Bootstrap Confidence Intervals – Why Are They Wider Than Standard Confidence Intervals for Regression Coefficients?

bootstrapconfidence interval

I am very new to statistics and analytics. I have some basic undergrad stats and am now studying O'Reily's Practical Statistics for Data Science. I have been doing some bootstrapping exercises on home sales data and just couldn't figure out why my bootstrap confidence intervals for regression coefficients are consistently wider than the standard coefficient confidence intervals statsmodels give me for each coefficient. I would really appreciate your help if you can help me understand why that is and, if critical concepts are missing, where to study the missing concepts. My data frame looks like this:

house[cols].head()

enter image description here
Here's my code for bootstrap regression coefficient CI:

# Import resample from sklearn and statsmodels for regression
from sklearn.utils import resample
import statsmodels.api as sm

# Define bootstrap function
def bootstrap(data):
    """Returns the parameter coefficients of one set of bootstrapped data."""
    da = resample(data)
    model = sm.OLS.from_formula('AdjSalePrice ~ SqFtTotLiving + SqFtLot + Bathrooms + Bedrooms + BldgGrade', data=da).fit()
    return model.params

# Create initial dataframe for model coefficients
params = pd.DataFrame(bootstrap(house[cols])).T

# Create bootstrap coefficients
for i in range(1000):
    params.loc[i] = bootstrap(house[cols])

# Find the 95% confint with percentile method
params.quantile([0.025, 0.975]).T

Here's the result from the bootstrap model:
enter image description here

And this is consistently wider than the 95% CI from a simple statsmodels OLS result:

house_model = sm.OLS.from_formula('AdjSalePrice ~ SqFtTotLiving + SqFtLot + Bathrooms + Bedrooms + BldgGrade', data=house)
house_result = house_model.fit()
house_result.summary()

enter image description here
Why is it so? Thanks so much!

UPDATE: Thanks all who have pointed me in the general direction. Since I was asked about any kind of dependencies within the data, I did a correlation heatmap and a residual-fittedvalue plot. See below:
enter image description here
Not much here beyond expectation.

enter image description here
The outliers as shown in this plot made me think I should log-transform home prices, but I'm not quite sure how I can deal with the proportional increase in variance with price. Nonetheless, my original question has been answered.
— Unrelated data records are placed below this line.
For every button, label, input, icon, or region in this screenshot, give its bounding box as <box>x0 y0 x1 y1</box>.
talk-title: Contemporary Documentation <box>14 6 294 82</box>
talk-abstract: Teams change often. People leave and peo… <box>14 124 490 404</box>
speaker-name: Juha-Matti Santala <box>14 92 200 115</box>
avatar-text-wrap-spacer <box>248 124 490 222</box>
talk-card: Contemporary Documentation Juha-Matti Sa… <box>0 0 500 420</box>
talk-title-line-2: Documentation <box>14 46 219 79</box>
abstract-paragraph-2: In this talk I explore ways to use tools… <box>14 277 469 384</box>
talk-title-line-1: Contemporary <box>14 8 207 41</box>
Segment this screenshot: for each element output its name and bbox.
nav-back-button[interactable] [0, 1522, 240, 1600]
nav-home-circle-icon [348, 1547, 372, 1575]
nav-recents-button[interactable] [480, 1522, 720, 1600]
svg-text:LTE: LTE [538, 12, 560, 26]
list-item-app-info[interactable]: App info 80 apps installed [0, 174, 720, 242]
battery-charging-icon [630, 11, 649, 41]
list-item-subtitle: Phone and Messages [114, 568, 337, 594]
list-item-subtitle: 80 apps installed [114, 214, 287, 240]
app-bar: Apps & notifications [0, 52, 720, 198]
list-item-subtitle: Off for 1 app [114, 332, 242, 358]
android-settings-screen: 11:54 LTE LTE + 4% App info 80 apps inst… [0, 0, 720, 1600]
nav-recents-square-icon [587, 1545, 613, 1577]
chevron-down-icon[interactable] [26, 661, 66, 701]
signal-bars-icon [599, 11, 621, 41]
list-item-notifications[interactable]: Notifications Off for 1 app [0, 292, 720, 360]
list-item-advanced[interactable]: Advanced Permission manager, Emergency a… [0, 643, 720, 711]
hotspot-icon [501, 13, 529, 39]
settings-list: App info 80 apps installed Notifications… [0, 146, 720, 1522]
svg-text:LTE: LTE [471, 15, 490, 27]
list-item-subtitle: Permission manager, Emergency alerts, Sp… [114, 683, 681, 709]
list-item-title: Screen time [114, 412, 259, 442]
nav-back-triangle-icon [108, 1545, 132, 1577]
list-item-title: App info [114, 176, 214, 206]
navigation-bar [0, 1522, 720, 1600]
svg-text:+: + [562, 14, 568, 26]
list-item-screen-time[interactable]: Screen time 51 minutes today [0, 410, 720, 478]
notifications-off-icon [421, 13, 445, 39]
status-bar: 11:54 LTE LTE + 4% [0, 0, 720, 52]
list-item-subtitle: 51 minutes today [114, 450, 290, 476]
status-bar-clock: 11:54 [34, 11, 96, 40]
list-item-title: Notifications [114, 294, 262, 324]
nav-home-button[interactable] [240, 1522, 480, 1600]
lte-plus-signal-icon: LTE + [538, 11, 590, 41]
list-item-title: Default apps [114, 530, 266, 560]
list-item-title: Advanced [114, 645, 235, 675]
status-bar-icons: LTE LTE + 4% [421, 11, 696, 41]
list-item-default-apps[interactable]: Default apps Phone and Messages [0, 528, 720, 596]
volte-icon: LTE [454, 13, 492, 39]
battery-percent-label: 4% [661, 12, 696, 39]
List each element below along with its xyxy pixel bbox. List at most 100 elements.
Note that I'm still learning the ropes, but the heteroskedasticity and outliers in the data are quite possible culprits. Additionally, as pointed out by the top response, clustering in the data is most certainly another culprit given real estate prices do cluster in communities.

Best Answer

You always have to be careful about how closely your data fit the underlying assumptions of the model. In your linear regression, the severe heteroscedasticity and occasional large outliers, with most of the highest-magnitude outliers tending to be positive rather than negative, probably play the biggest part in the (relatively minor) widening of your bootstrapped confidence intervals versus those from OLS. Those characteristics are not consistent with the normal-distribution constant-variance assumptions about errors that underlie OLS. Also, remember that bootstrapping necessarily omits about 1/3 of data points from each sample while it double-counts a similar proportion of the data. So slopes from samples that omit the large outliers could differ substantially from those that double-count them, leading to larger variance among bootstrap slope estimates.
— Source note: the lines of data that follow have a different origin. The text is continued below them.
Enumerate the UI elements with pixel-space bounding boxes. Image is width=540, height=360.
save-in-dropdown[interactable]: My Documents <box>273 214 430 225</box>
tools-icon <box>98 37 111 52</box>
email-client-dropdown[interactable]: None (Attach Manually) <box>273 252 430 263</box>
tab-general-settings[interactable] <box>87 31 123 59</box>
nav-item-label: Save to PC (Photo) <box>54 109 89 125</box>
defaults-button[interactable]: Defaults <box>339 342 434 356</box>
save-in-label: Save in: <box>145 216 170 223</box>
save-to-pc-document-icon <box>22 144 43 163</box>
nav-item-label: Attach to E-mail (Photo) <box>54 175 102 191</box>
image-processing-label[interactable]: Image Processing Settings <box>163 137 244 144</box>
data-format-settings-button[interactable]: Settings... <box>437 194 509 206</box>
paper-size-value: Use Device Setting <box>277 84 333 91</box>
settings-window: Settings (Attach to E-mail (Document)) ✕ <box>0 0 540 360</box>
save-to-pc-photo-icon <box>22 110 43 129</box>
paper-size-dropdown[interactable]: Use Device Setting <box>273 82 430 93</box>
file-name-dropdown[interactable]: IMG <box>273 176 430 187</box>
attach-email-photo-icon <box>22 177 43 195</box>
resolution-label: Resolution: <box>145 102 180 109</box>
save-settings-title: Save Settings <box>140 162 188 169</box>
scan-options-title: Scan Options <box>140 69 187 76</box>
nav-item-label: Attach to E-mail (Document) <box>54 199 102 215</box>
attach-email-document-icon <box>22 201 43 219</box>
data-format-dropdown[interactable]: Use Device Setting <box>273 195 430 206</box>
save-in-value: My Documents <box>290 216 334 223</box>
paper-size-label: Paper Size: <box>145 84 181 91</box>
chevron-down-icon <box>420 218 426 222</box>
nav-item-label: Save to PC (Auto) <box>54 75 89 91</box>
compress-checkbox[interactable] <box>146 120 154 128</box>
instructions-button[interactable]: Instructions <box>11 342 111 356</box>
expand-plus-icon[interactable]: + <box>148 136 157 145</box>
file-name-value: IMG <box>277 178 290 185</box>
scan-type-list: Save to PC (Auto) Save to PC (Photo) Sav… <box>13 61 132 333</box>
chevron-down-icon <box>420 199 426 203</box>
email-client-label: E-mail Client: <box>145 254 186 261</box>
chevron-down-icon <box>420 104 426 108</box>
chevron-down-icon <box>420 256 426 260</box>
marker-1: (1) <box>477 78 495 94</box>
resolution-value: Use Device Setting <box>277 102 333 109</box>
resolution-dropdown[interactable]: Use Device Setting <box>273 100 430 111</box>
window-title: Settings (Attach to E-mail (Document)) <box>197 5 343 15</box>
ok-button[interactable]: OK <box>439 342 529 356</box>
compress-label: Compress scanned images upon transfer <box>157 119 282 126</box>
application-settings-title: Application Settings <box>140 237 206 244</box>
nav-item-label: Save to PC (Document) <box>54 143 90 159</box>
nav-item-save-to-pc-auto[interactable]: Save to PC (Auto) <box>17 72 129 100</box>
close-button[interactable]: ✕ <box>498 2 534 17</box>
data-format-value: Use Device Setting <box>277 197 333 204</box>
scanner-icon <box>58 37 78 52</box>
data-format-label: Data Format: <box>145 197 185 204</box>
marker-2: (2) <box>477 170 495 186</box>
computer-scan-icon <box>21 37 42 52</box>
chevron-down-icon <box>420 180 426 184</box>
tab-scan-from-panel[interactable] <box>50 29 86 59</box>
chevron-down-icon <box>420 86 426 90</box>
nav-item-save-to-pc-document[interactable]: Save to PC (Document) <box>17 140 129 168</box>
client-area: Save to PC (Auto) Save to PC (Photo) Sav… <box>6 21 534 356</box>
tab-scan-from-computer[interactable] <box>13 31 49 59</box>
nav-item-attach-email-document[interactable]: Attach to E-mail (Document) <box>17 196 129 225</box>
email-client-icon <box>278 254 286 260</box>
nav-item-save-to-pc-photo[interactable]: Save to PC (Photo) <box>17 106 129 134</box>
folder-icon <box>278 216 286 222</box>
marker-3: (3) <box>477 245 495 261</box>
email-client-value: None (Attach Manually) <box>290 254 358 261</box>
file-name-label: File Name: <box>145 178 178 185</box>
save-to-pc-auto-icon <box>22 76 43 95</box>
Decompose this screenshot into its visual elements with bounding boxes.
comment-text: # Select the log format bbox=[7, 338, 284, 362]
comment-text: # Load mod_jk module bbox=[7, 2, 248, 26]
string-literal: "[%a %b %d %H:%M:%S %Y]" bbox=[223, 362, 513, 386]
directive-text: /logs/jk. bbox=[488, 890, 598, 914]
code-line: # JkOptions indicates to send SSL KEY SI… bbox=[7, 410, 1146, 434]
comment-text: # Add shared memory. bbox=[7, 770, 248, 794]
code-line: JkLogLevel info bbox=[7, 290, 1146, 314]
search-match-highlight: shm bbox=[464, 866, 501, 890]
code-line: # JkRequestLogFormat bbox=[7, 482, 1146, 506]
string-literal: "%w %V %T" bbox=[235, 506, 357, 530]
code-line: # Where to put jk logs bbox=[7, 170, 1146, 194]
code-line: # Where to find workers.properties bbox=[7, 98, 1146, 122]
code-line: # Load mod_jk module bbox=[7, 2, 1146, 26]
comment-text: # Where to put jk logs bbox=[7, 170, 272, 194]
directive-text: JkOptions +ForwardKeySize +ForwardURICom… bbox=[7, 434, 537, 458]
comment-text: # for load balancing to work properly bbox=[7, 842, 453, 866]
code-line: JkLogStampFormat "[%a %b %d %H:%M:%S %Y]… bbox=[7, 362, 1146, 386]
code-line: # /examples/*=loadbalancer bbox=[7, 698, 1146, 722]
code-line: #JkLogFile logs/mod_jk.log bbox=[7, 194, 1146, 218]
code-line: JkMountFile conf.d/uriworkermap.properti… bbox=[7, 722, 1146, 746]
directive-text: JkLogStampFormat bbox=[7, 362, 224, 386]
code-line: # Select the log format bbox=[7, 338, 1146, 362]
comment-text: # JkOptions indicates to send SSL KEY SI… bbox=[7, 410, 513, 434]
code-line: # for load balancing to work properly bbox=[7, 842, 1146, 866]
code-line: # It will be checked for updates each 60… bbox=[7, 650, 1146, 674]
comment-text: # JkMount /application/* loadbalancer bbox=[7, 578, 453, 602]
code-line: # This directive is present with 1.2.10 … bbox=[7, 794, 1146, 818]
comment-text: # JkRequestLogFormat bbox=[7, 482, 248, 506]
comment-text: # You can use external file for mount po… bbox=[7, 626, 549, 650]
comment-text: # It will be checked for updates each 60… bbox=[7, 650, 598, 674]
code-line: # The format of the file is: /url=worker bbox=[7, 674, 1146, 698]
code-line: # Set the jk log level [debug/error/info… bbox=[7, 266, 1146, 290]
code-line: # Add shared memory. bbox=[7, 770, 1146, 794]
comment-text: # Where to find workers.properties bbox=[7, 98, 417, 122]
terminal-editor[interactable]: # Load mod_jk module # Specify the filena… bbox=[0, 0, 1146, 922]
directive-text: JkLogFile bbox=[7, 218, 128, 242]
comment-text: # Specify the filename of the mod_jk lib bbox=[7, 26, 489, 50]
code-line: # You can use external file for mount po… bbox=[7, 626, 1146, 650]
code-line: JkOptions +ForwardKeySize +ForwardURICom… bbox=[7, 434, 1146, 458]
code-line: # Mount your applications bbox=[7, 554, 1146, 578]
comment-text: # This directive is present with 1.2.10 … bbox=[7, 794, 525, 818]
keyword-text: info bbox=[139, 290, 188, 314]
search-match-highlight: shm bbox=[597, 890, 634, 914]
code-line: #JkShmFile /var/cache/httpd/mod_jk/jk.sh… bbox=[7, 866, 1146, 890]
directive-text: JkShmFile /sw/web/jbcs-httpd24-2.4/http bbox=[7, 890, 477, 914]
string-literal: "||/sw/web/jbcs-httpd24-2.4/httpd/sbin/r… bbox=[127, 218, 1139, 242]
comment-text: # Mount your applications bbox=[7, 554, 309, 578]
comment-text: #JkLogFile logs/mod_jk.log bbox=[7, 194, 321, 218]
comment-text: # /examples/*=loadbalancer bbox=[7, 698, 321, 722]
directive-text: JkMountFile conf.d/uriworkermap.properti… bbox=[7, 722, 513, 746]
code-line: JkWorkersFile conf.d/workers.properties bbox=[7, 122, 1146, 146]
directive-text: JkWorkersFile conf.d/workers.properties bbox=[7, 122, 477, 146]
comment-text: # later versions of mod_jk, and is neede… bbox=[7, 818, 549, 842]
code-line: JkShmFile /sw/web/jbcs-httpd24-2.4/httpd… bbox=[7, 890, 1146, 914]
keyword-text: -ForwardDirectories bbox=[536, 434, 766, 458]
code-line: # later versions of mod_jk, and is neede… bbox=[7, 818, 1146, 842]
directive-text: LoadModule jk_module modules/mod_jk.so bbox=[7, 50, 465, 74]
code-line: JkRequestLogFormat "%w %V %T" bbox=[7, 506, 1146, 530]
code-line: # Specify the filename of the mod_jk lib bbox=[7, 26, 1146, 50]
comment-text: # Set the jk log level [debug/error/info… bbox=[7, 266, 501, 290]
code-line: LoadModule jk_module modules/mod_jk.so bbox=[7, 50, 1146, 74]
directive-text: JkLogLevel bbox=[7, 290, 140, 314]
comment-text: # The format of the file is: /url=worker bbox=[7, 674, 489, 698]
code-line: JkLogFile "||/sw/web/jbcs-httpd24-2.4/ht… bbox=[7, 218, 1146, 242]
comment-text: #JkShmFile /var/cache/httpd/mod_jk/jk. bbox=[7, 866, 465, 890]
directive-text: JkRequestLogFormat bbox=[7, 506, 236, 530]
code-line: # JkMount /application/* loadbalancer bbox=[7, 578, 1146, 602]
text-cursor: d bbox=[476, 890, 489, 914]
In terms of learning about how to fix the regression, don't be afraid to do a log transform on the prices. I doubt that any of the actual prices were negative or 0,* so there's no theoretical reason to avoid such a transformation. Interpretation of regression coefficients is easy. Say you do a log2 transformation of the prices. Then the coefficient for SqFtLot is doublings in price per extra square foot rather than extra dollars (or other currency amount) per extra square foot. The confidence intervals for regression coefficients will also be expressed in the log2 scale. If you transform them back to dollars they will be skewed about the point estimate, but they still are confidence intervals with the same coverage.
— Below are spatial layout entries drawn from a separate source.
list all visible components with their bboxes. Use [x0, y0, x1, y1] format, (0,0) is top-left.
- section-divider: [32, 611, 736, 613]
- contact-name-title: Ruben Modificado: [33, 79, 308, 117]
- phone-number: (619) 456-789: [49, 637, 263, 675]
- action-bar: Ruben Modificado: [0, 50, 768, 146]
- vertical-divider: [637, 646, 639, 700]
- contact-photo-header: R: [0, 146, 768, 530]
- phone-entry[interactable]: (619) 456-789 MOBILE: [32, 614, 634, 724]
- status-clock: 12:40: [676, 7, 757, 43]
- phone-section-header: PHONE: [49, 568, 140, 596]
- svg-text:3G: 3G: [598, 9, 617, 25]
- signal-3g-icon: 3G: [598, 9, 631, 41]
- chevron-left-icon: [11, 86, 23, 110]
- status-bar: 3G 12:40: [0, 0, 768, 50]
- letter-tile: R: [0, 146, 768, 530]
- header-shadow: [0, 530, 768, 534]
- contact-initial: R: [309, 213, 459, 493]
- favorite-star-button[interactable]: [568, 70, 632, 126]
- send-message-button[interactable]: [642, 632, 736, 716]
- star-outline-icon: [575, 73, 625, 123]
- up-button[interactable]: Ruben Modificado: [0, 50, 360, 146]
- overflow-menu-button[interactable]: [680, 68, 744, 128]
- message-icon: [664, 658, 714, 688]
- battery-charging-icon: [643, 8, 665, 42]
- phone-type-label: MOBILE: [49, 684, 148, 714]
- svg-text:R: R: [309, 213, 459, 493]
The log transform would also prevent you from predicting unrealistic negative prices for some of the transactions, as your model does.

In terms of learning about bootstrap estimates of confidence intervals, you should be aware that these are not always so straightforward as they can seem at first. If the quantity that you're calculating isn't what's called pivotal (having a distribution that is independent of unknown parameter values), then bootstrapping can lead to unreliable results. This becomes a particular problem when the quantity has a built-in bias; then the point estimate from the data can lie outside the naively calculated bootstrap CI! There are several ways to calculate bootstrap CI that often (but not always) can mitigate these problems. See this extensive discussion or the hundreds of other links on this site tagged confidence-interval and bootstrap.


*There can be 0-price sales, but those are typically special deals like within-family transactions or property swaps that should not be included in this type of analysis. Cleaning the data appropriately to the intended analysis is always an important early step.